When he took over as Commissioner of the Anti-Corruption Commission (ACC) under President Julius Maada Bio’s ‘New Direction’ governance ideology, Francis Ben Kaifala Esq. vowed that his administration would make corruption a highly risky and unprofitable enterprise for those that would want to engage in the bad practice.

The ACC has made good of this pledge by tabling in Parliament a revised ACC Act, 2008 that, among other things, prescribes prohibitive penalties for anyone found guilty of engaging in corruption by law.

The new revised, reviewed and amended ACC Act more or less seeks to increase the penalty for the 27 offenses listed by the ACC as corruption.

In the old Act, presiding Judges had the discretion of either fining the guilty not less than Le30 million or three years in prison. It is the ACC’s belief that this penalty is not sufficient deterrent. So in the revised Act, the anti-graft agent wants the penalty for corruption to include fine, imprisonment and, most importantly, restitution – recovery of the full amount that was misappropriated. According to report, the object of the amendment is to prohibit people from thinking that they can either pay a fine or go to jail and when they come out, live to enjoy the fruit of their criminal enterprise. As such, the new clause in Subsection 4 of Section 26 states that for misappropriation, if found guilty, in addition to existing penalty, the convict should be ordered by the Judge to pay the full amount misappropriated into the Consolidated Revenue Fund.

Another aspect of the revised ACC Act that is covered, according to report, is that of witness protection. While ACC states it has no evidence of its witnesses having ever been subjected to harassment or intimidation; in order to encourage witness, whistleblowers, informants and confidential persons in Ministries, Departments and Agencies (MDAs) to come forward with evidence for prosecution, that section of the law is also strengthened.

The ACC also believes that there should be a viable alternative to prosecution for corruption offenses, and that is plea bargaining with the Commission if the person accused so wishes, which is cheaper for both parties than going to court. In such a case, ACC has added a clause that if an accused agrees to pay back what was taken, that accused should also agree to excuse himself/herself from public service for three years. Section 89 as being accordingly repealed and replaced.

In addition to prosecution and plea bargaining, ACC notes that it will also step up public education in its bid to engage the nation as active partners in the fight against corruption.
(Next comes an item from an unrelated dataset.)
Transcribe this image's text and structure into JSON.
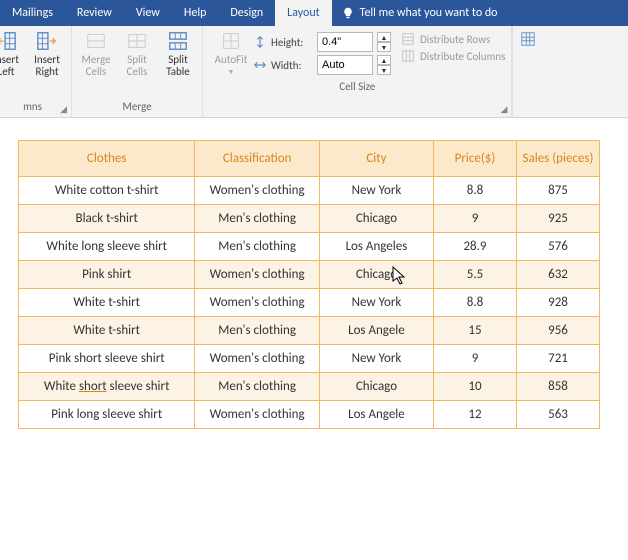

Another area of the law ACC wants revised is asset declaration. ACC thinks it does not make sense for all civil servants, including those as lowly as cleaners and drivers to declare their assets as required under the current provision. Instead, ACC wants to limit asset declaration to: 1. All public officials holding elective offices

  1. All persons appointed by the President
  2. All district officials
  3. Public servants on Grade 7 and above
  4. Some public officials below Grade 7 that handle public money, engage in research, make decisions, issue licenses, work in regulatory agencies, and deal with compliance and inspection.

Another aspect of the law that the ACC wants revised is one that has to do with impersonation. Under the current law in Section 76, the punishment is lenient – Le3 million or six months in jail. ACC wants this lifted to not less than Le30 million and not less than three years in jail.

Another area of the law ACC wants revised the one on contracts and procurements where ACC states the temptation to corruption is very high as that is where government spends the highest amount of money. Under Section 26, ACC wants the law to be amended to include the Commissioner having the discretionary power to call for a contract to be terminated if the ACC believes it is not in the best interest of the state and the people.

A Provision, however, is made for the affected party to appeal the Commissioner’s decision in court within seven working days. This revised and amended ACC Act is now before Parliament for consideration and ratification.